Steeve Gerard Fankà

Personal information
- Full name: Steeve Gerard Fankà
- Date of birth: 28 February 1988 (age 37)
- Place of birth: Douala, Cameroon
- Position: Defender

Youth career
- 2006: Astrea
- 2007–2009: Ascoli

Senior career*
- Years: Team / Apps / (Gls)
- 2009–2010: Ascoli / 1 / (0)
- 2012–2013: Luftetari Gjirokaster / 2 / (0)
- Total:  / 3 / (0)

= Steeve Gerard Fankà =

Cameroonian footballer

Steeve Gerard Fankà (born 28 February 1988) is a Cameroonian former professional footballer who played as a defender.

==Biography==
Born in Douala, Cameroon, Steeve Gerard Fankà started his professional career in Italy.
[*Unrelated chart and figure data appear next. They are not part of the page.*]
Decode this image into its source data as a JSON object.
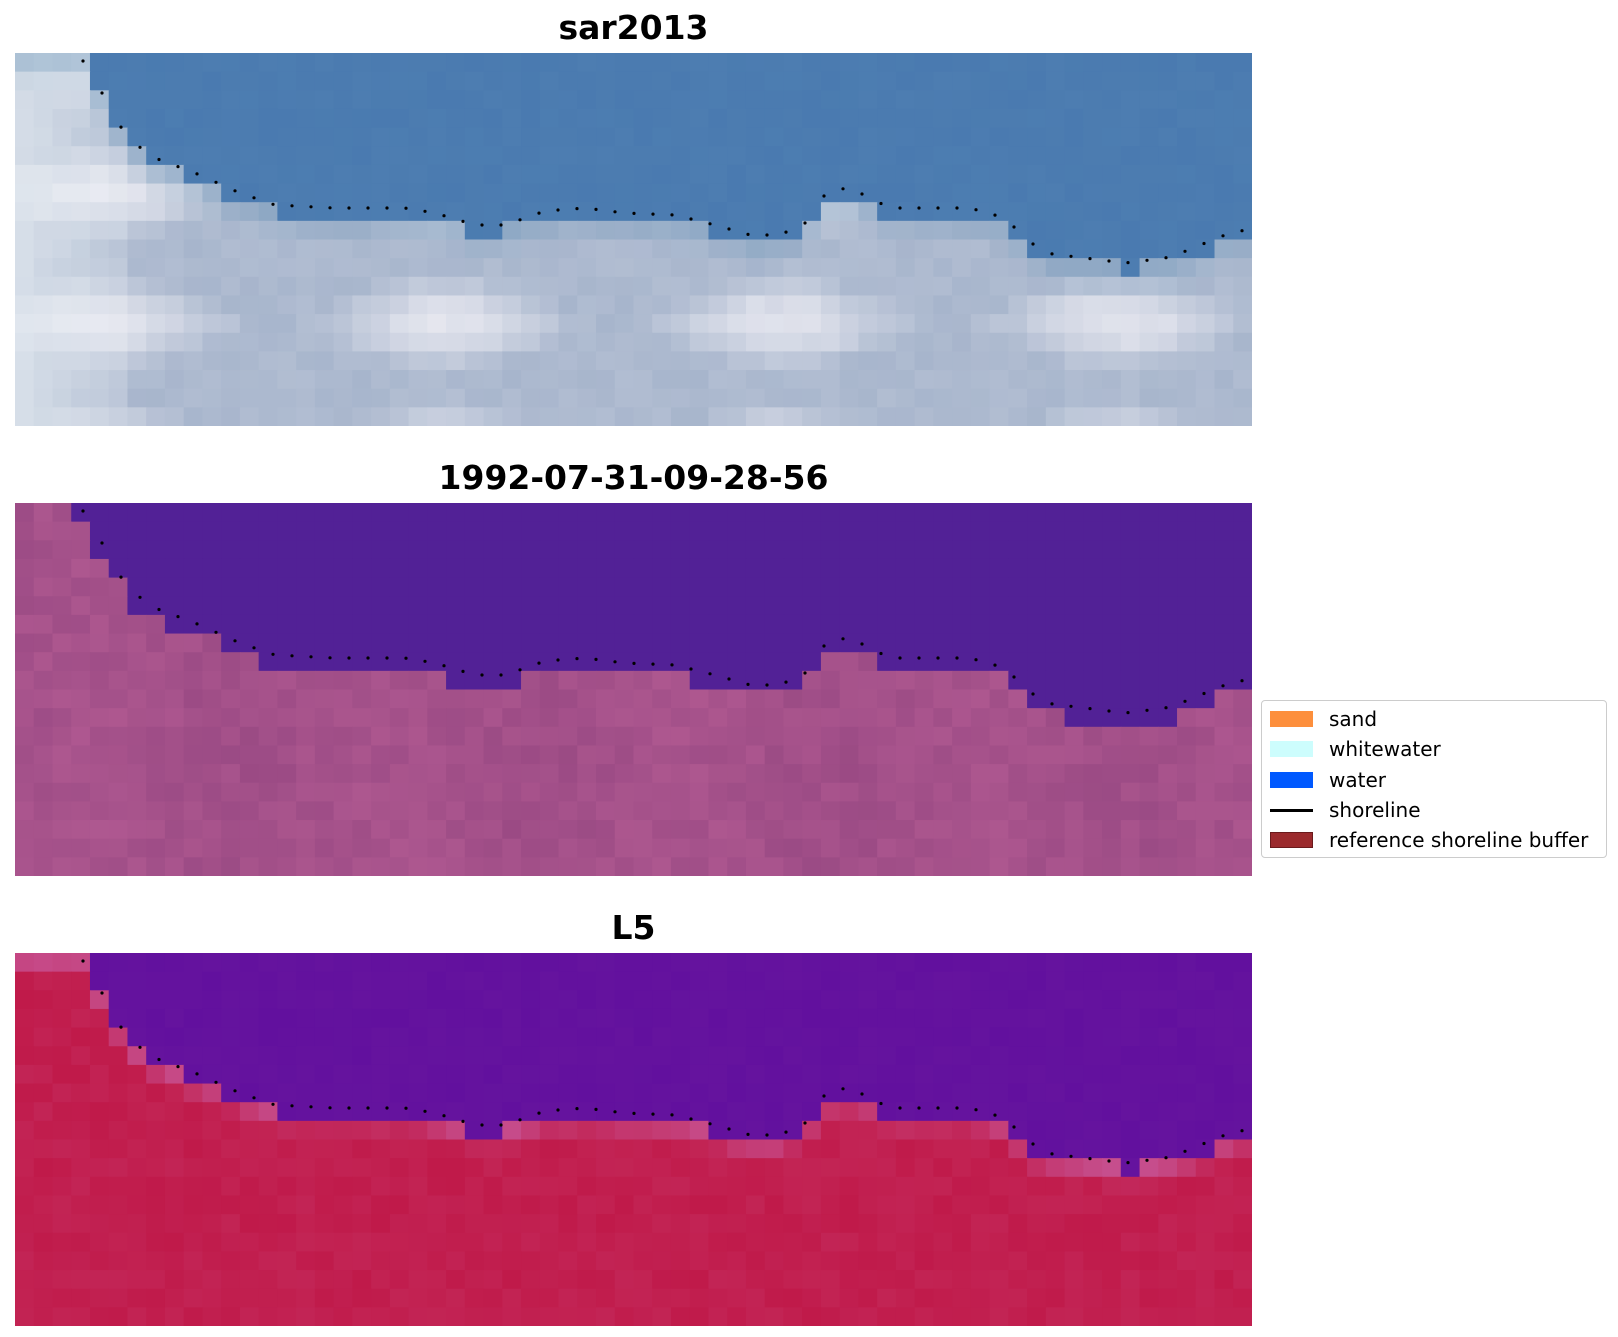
{
  "panels": [
    {
      "title": "sar2013",
      "style": "rgb"
    },
    {
      "title": "1992-07-31-09-28-56",
      "style": "classified"
    },
    {
      "title": "L5",
      "style": "index"
    }
  ],
  "legend": {
    "items": [
      {
        "label": "sand",
        "kind": "patch",
        "color": "#fd8f3c"
      },
      {
        "label": "whitewater",
        "kind": "patch",
        "color": "#cdfdfd"
      },
      {
        "label": "water",
        "kind": "patch",
        "color": "#0059ff"
      },
      {
        "label": "shoreline",
        "kind": "line",
        "color": "#000000"
      },
      {
        "label": "reference shoreline buffer",
        "kind": "patch",
        "color": "#9b2a2d"
      }
    ]
  },
  "colors": {
    "sea_blue": "#4a7ab0",
    "land_grey": "#a7b5cc",
    "classified_water": "#522196",
    "classified_land": "#9a4a84",
    "index_water": "#62109e",
    "index_land": "#c01a4a",
    "shoreline_dots": "#000000"
  }
}
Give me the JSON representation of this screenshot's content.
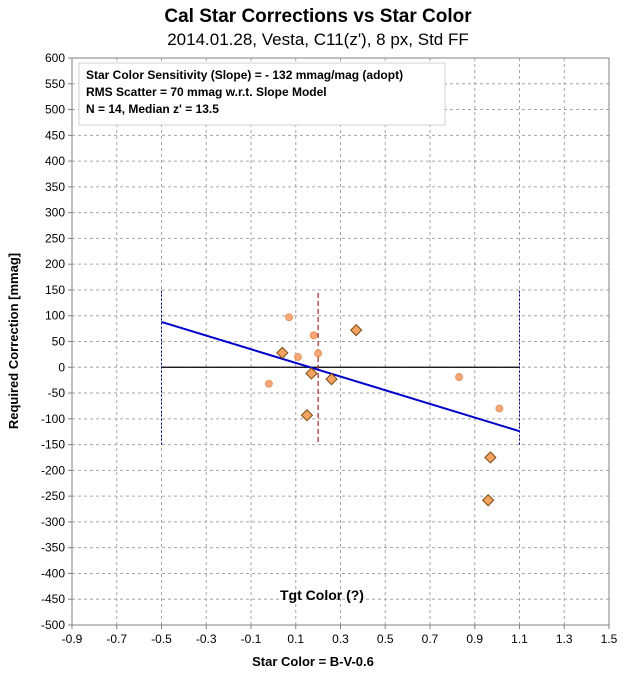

An illegal immigrant, he was signed by Astrea on 20 October 2006 as non-EU amateur player, as he declared that he was not registered as footballer in other nation, but rejected by FIGC because his residence permit did not fulfill the requirement (12 months residence legally before the application, which Fankà started on 16 September 2006), and the appeal rejected on 9 January, thus missing the registration deadline on 31 December.

In the next season, he joined Serie B side Ascoli and played at their Primavera under–20 team. In 2008–09 season, he remained in Primavera team as overage player.

He made his Serie B debut on 16 May 2009, against league strugglers Salernitana, replacing Luigi Giorgi in the 76th minute. The match ended in a 2–0 loss.

In 2009–10 season, he changed his shirt from 87 to 65 but failed to receive any call–up.